So people have started trying to make masks
for themselves.
I walk around with towels and socks
and stuff all tied around my mouth and stuff like that. People got towels on their face or socks?
How do you know it's dirty?
And how do you put it on your face?
Some of the guys got small faces, you know what I'm saying?
Little small heads.
They tie it around to the back of their head.
Some guys, they got the big head, they take out a towel around their face.
Yeah, some guys put socks on their head and some put a towel around it.
Randy's built a little cocoon around his bed.
I take my blanket and just wrap a towel string around it and tie it to the edge of the rack and just go around it with, you know, my sheet, like a sheet.
Oh, your bed sheet.
Yes, ma'am.
You just build a tent around your rack, you know, just block it off, block off some of the germs.
Every night you do this, you hang a blanket and a sheet over the side of your rack?
Yes, ma'am.
You block the whole thing off, basically, from the outside world.
Yes, ma'am.
Yes, ma'am.
Well, I try my best.
All I can do is just pray and go to sleep.
Hello, my name is Eddie Harrington, and I'm here in Parliament at Unit 26.
Eddie Harrington lives in a building across the prison from Randy in Unit 26.
The men on Unit 26 wear special green and white striped uniforms,
and they travel all around the prison, to lots of different buildings,
to do much of the work that keeps Parchman Prison running.
Every night, you can imagine there's a convict in that building somewhere that does it.
Electrician, working in the field, driving a tractor, cooking and cleaning.
The guys in Unit 26 are, generally speaking, a quieter bunch.
The men live in groups of sometimes seven or eight in little alcoves along the edges of a big room.
The inmates call the little alcoves cubes.

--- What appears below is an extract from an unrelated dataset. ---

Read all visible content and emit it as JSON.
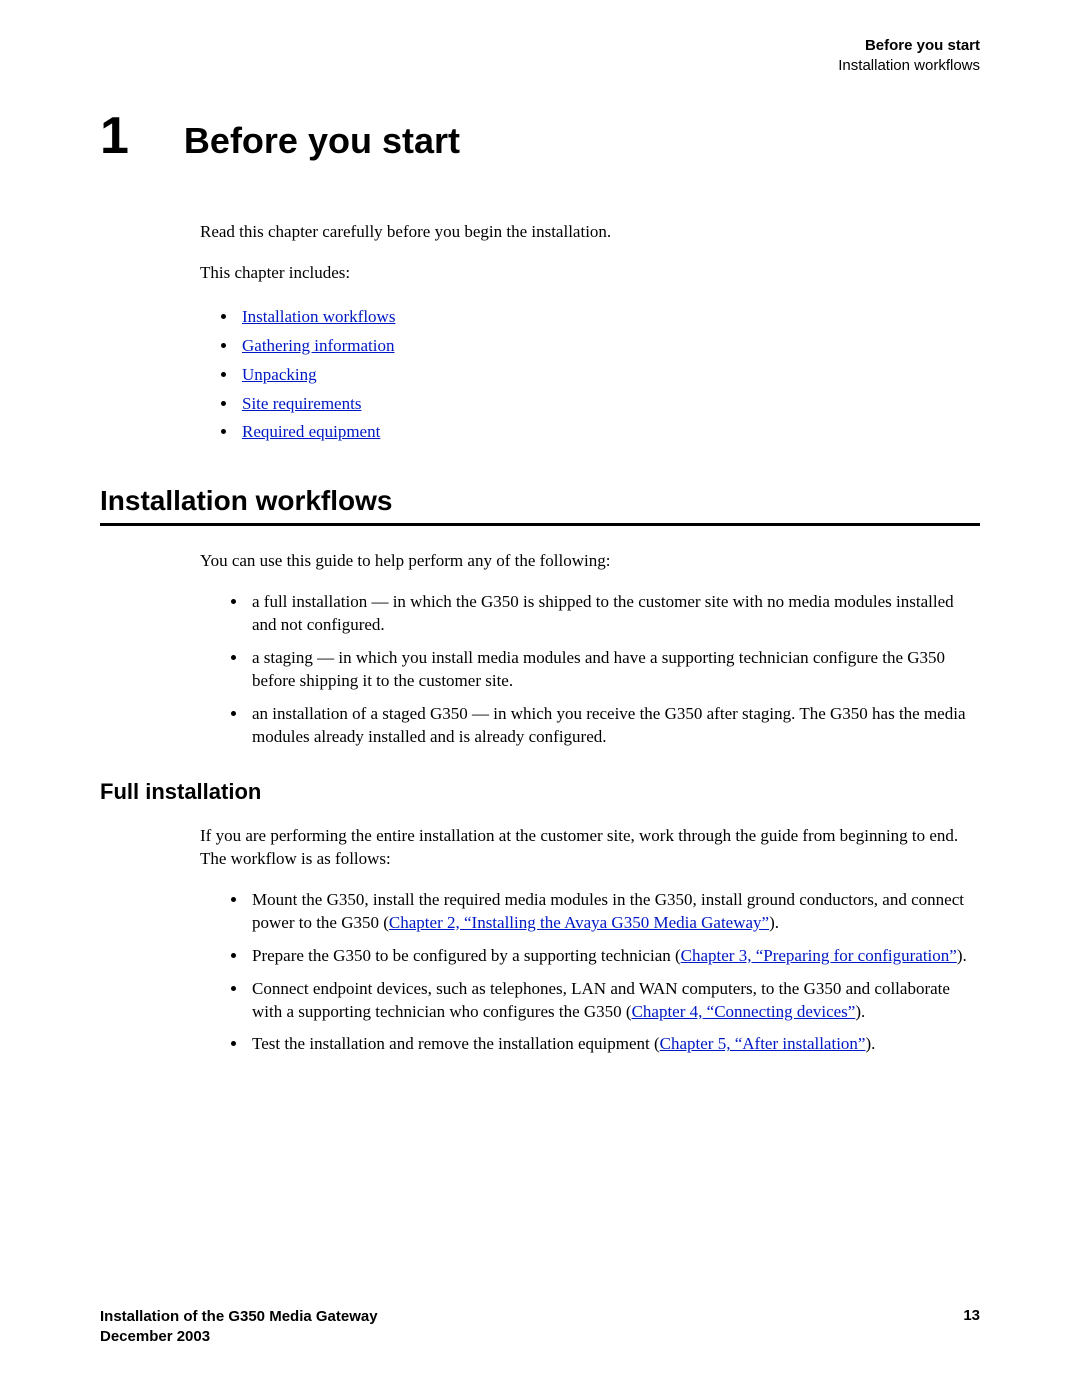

The cubes make Unit 26 seem a little less like a warehouse
than the wide open room with all the bunk beds in it that Randy lives in.
A lot of the men on Unit 26 are religious.
There's a weekly prayer meeting here,
where an inmate named Earl Dykus leads the guys in Bible study.
It's near Eddie's cube.
He'll have a church call on Sunday.
He'll preach a sermon or something, you know,
have a Bible study, prayer call.
You go up there and he'll pray with you.
Earl's been in prison for 37 years
for killing two people.
He has a morning routine.
He wakes up every day before dawn
when everyone else is sleeping,
leaves his cube,
and goes into the day room
to drink his coffee and read his Bible.
Two o'clock in the morning, he's sitting at the table
with his Bible and stuff, cup of coffee or something.
And because a lot of the guys on Unit 26 are older,
they're maybe even more worried about the coronavirus
than people in other units.
There's a lot of men on the unit
who've got some pretty serious health conditions. There's a guy in a wheelchair who can't go to the bathroom by himself.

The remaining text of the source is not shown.